Igor Mouradian : Il était clair depuis longtemps que le changement de politique en Géorgie pencherait vers la droite et non pas vers la gauche. La droite en Géorgie allait devenir la plus populaire et la plus active dans l'arène politique. Cela un rapport avec les USA. La Géorgie a toujours été encline à démontrer son orientation vers l'Occident. En fait, ce n'était qu'une déclaration, l'orientation était uniquement vers les USA. Cependant, les USA maintiennent un cadre très rigide dans leur politique internationale en général et régionale en particulier.
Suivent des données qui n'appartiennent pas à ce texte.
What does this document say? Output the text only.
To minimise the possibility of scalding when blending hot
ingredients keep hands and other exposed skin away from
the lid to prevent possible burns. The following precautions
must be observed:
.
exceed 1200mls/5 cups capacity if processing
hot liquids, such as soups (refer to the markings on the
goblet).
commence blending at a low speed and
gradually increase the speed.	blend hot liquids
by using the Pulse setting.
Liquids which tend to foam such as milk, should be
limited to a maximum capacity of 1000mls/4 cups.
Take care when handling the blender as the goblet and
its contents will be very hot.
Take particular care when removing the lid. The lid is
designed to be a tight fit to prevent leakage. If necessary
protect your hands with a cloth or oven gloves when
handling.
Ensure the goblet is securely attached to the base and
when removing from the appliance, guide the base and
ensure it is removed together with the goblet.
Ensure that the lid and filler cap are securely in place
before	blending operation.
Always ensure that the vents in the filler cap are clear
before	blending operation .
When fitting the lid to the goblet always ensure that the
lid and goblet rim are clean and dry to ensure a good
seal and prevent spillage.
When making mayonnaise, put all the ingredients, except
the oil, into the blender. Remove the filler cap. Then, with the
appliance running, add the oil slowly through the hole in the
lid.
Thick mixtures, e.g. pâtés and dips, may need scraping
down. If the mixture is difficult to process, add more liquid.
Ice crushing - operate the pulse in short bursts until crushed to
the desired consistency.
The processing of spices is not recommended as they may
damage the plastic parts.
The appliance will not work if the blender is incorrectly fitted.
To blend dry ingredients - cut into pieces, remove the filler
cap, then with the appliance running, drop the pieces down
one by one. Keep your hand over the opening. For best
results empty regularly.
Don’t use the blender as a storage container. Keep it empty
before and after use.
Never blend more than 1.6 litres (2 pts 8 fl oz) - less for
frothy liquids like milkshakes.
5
Certains pensent que la politique US est très vaste, mais c'est une illusion. Les intérêts de la Géorgie et des autres pays de la région ne peuvent pas entrer dans le cadre de l'intérêt de USA, et pour cette raison même, la situation est dramatique.
L'Arménie a choisi une voie différente. Quelques analystes l'accusent d'être isolée. C'est faux ! Ces gens soit ne comprennent pas les réalités sur place, soit mentent tout simplement. En fait, l'Arménie a une politique internationale très équilibrée. La Géorgie et l'Azerbaidjan, à cause de leur politique, sont beaucoup plus isolés que l'Arménie. Le principal problème de la Géorgie est que le régime n'est pas adéquat. Les dirigeants sont pires que des marionnettes, ils sont extrêmement dépendants des signaux étrangers. Ils sont incapables de mener une politique internationale à long terme, car les USA leur demandent de résoudre rapidement des questions importantes. Le nouveau président géorgien ne comprend pas réellement les problèmes de la politique étrangère géorgienne.

Aztag : quels sont ces problèmes ?

Igor Mouradian : Ce pays a choisi son principal profil politique et économique qui est basé sur le développement du transit et des services. Si on veut réussir comme pays de transit, on doit veiller à établir de bonnes relations avec ses voisins. La Géorgie ne peut vraiment pas développer le modèle qu'elle a choisi alors qu'elle est en conflit ou en confrontation avec la Russie. Naturellement, on peut comprendre pourquoi les dirigeants se comportent ainsi : la Russie a mené des politiques inconsistantes dans la région et n'a pas fait grand chose pour améliorer ses relations avec la Géorgie.
Le problème principal auquel la Géorgie a à faire face en ce moment n'est pas l'Adjarie, ni l'Abkhazie, ni même les questions économiques, mais la création d'une administration efficace et centralisée. La plupart des membres de la nouvelle administration ont déjà une expérience du travail administratif, mais sans résultats positifs. A mon avis, l'administration géorgienne actuelle est illégitime, inadéquate, et indubitablement provisoire.

Aztag : Comment peut-elle être illégitime ? après tout, c'est le peuple qui a placé cette administration au pouvoir.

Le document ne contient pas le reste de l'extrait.